Learn About Leap Year
On the Internet:
February 29th: Teaching Children about Leap Year by Dr. Robyn J.A. Silverman
Teach Kids about Leap Year and Leap Day by Mary Ann Johnson (Homeschool Coach)
How do you tell your child that his/her birthday only comes every four years? Where is February 29th on the yearly calendar? Reading stories in these books may help.
Mommy, Where’s My Birthday? By Lakisha Cornell
It’s My Birthday Finally! A Leap Year Story by Michelle Winfrey
It’s Not Leap Year This Year by Michelle Whitaker Winfrey
Leap’s Day: February 29 by Stephanie Bee Simmons
Leap Year Book by Barbara Sutton-Smith
Have an Opposite or Backwards Day
Here are a few ideas:
- Show the kids how to wear their clothes inside out or backwards.
- Eat dinner in the morning and breakfast in the evening
- Have a backward spelling bee and spell words in the opposite order
- Conduct a backward relay race, starting at the finish line.
Games to Play
Leap Year Frog Jump
Let the kids pretend to be frogs and do this exercise. Squat down with their arms out in front. Then have the kids jump forward, raising their arms high in the air before returning to the squatting position. Make this a fun game and tell the children to jump fast and slow making ribbit sounds as they leap.
What other animals jump and leap? (Kangaroo) Why not set out large hula-hoop rings and have the children jump in and out of the circles.
Pin the Tongue on the Frog Game
Frogs have long sticky tongues to catch insects to eat. On Leap Year Day, play “Pin the Tongue on the Frog” game with the same rules as the traditional “Pin the Tail on the Donkey” game.
Draw a large frog on cardboard and paint it green. Decorate the frog and hang this on the wall at the child’s eye level. Trace and cut out long, red tongues for the frog (one for each child in your group).

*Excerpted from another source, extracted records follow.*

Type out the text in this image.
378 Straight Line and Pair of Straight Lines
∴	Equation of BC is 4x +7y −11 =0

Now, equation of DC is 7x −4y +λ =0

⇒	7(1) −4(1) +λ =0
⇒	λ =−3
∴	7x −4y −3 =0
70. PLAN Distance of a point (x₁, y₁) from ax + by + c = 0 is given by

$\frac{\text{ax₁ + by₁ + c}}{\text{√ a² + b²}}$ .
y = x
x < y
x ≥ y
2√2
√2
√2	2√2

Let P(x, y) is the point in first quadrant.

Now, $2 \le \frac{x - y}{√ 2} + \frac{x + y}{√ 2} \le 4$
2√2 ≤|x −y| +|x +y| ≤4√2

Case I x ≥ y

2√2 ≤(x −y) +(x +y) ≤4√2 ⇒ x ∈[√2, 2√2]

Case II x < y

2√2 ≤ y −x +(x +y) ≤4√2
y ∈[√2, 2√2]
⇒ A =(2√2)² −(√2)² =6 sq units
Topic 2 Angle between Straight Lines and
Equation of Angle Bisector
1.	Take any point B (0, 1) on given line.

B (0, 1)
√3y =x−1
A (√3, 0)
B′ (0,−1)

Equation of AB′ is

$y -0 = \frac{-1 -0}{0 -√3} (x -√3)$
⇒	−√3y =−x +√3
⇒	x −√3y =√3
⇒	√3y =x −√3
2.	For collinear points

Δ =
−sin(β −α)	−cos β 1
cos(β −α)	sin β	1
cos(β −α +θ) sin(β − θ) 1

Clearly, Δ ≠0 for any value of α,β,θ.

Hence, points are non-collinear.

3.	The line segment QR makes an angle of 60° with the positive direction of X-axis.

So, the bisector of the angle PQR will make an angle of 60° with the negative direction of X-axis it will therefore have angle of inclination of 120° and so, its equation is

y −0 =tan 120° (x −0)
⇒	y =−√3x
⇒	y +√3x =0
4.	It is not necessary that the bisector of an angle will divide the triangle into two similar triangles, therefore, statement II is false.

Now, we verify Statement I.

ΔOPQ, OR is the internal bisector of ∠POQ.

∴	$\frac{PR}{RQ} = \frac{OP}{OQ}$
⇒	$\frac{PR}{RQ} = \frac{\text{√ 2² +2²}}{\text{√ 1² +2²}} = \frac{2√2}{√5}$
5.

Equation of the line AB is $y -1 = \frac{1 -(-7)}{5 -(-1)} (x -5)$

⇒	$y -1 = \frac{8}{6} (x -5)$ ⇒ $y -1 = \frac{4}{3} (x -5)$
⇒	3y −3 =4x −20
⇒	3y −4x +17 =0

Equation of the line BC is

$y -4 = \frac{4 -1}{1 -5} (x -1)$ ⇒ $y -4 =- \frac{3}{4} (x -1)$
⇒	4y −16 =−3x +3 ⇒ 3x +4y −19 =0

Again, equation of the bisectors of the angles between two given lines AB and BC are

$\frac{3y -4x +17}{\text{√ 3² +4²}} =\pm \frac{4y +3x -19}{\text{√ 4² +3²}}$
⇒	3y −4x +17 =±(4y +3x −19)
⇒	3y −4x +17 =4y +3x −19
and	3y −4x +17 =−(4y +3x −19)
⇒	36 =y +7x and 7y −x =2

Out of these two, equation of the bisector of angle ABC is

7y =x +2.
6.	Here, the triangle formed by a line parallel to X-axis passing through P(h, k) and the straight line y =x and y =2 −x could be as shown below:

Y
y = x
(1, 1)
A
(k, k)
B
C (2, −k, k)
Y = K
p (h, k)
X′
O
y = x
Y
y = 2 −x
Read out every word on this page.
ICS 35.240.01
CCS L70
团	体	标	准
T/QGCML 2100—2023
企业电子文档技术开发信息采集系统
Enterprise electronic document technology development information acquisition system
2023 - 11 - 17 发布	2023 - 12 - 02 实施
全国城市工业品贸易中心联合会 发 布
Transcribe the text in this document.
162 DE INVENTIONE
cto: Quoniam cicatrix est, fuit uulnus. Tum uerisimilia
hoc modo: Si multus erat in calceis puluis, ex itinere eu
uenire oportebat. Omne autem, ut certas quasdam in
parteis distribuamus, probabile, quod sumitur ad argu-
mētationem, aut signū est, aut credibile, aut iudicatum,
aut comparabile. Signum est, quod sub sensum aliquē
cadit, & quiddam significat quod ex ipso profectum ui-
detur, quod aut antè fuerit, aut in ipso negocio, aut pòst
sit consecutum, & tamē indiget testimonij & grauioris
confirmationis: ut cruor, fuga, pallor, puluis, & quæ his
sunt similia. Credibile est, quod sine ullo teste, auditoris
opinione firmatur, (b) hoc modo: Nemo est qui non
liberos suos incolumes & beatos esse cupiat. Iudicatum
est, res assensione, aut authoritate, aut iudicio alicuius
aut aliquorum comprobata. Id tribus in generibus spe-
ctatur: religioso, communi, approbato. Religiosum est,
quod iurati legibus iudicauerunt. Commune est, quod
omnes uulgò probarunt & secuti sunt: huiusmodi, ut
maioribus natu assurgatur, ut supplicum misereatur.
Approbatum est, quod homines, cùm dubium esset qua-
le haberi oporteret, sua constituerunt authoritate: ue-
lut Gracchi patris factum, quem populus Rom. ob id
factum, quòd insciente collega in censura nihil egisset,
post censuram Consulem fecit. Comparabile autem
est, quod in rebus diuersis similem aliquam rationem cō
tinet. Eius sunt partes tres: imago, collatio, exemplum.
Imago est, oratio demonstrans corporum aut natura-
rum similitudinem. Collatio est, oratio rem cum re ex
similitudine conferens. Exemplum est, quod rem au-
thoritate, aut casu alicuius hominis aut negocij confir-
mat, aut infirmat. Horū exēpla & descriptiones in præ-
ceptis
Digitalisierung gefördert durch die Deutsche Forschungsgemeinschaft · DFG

To play the game, place a piece of rolled cellophane tape on the back of each tongue shape. Blindfold the child and with your close supervision, lure him/her to the frog on the wall. Have the child place the tongue where they touch the wall. After each child has had a turn, see who has come the closest to the frog’s mouth area.
Musical Lilly Pads
Staying in the frog theme for Leap Year reminds me of a fun game my kids in preschool used to play. Cut out about ten large green Lilly pads from construction paper. Tape these down on the floor. Play some music and let the children dance jumping from pad to pad. When the music stops, everyone needs to be on a Lilly pad. If you want to make this game like musical chairs, have enough pads per child playing this game. When the music stops, remove one pad. If a child doesn’t have a pad to stand on, they are out. Continue playing until one person is left standing on the final Lilly pad.
Arts and Crafts
Make Time in a Bottle
Since February 29th only comes every four years, it’s a great opportunity to make a timeline. Invite the children to write down their favorite things like foods, books, movies or songs on slips of paper. Place these inside an empty water/juice bottle. Make one for each child in the group. Have the children decorate the bottle with stickers. Have them take this home with a note to the parents to hide this bottle until the next Leap Year (February 29) comes. On that date, grab the hidden bottle and have fun reading the notes together. It’s amazing how our tastes change. Do this as a tradition every four years.
Start thinking now of outrageous, unique and backward things to do once every four years. This is a day to have fun and let your imaginations run wild.